In such a situation and in the absence of any material before us to distinguish the said ratio vis-à-vis the fact of the present case we find the ratio of the Hon’ble Bombay High Court as laid down in Bharti Airtel Ltd. (supra) and Vodafone India Ltd. (supra) should be followed. Hence, first point of difference is answered against the appellant and in favour of Revenue.

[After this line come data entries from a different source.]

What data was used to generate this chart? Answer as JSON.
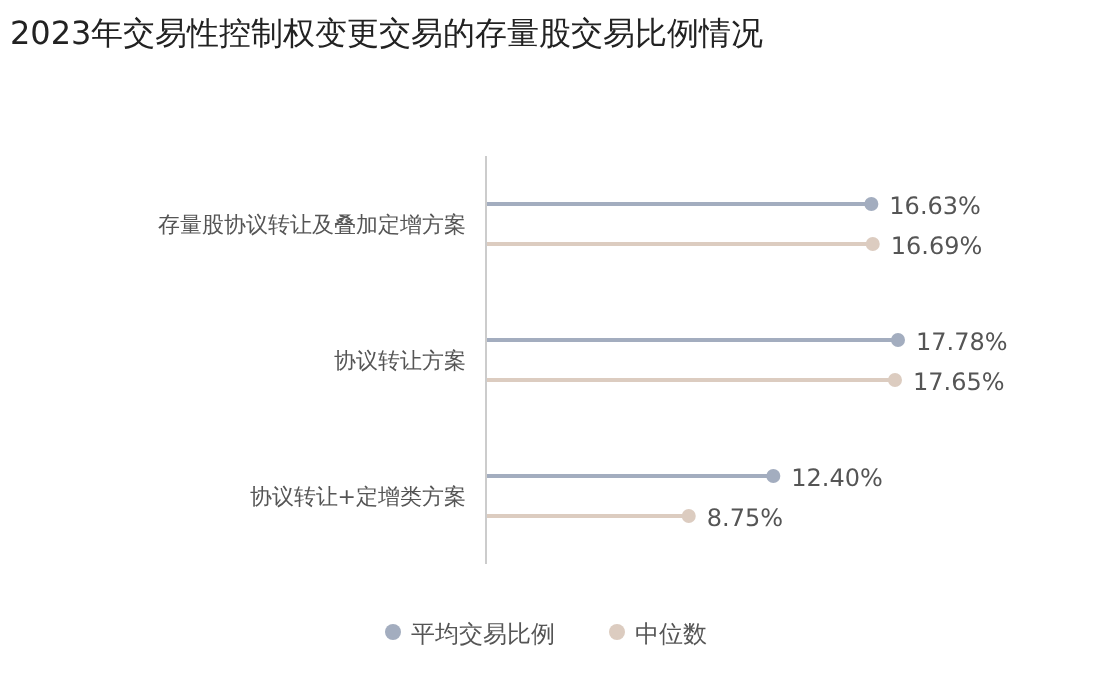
{
  "chart_data": {
    "type": "lollipop",
    "orientation": "horizontal",
    "title": "2023年交易性控制权变更交易的存量股交易比例情况",
    "categories": [
      "存量股协议转让及叠加定增方案",
      "协议转让方案",
      "协议转让+定增类方案"
    ],
    "series": [
      {
        "name": "平均交易比例",
        "color": "#a3adbf",
        "values": [
          16.63,
          17.78,
          12.4
        ],
        "value_labels": [
          "16.63%",
          "17.78%",
          "12.40%"
        ]
      },
      {
        "name": "中位数",
        "color": "#dcccc0",
        "values": [
          16.69,
          17.65,
          8.75
        ],
        "value_labels": [
          "16.69%",
          "17.65%",
          "8.75%"
        ]
      }
    ],
    "legend": "bottom",
    "grid": false,
    "marker": "circle"
  }
}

The second point of difference of opinion referred to the Larger Bench is regarding the eligibility of the appellant to the credit on shelters and parts as capital goods. We find that our preceding analysis regarding ineligibility of credit on towers and shelters is equally applicable to the said items. The only reason for claiming the credit on shelters and parts is their classification under Chapter 85. We find that a particular classification of duty paid item by itself does not make the item eligible for Cenvat credit. The eligibility of credit is determined by the provisions of Cenvat Credit Rules. By classifying a product and paying duty under a particular heading, an automatic claim for such credit for that item cannot be made. The eligibility of any item for credit is to be decided as per provisions of Cenvat Credit Rules, 2004. As discussed elaborately hereinabove shelters were found to be not eligible for Cenvat credit either as capital goods or as inputs and as such some supplier classifying the product under Chapter 85 by itself does not make them eligible for credit if they are otherwise not entitled for the same. Learned Counsel contended that the denial of credit as held by Hon’ble Bombay High Court is only on classification of these shelters. We find that the Hon’ble High Court categorically held that towers and PFB are in the nature of immovable goods and are non-marketable and non-excisable. Further, we find that the analogy drawn by learned Counsel with plant and machinery to the present issue is not correct. The plant and machinery classifiable under specific tariff heading are manufactured and cleared on payment of duty as such machinery. Here, the facts are clearly different. Accordingly, the second point of reference is also answered against the appellant and in favour of Revenue.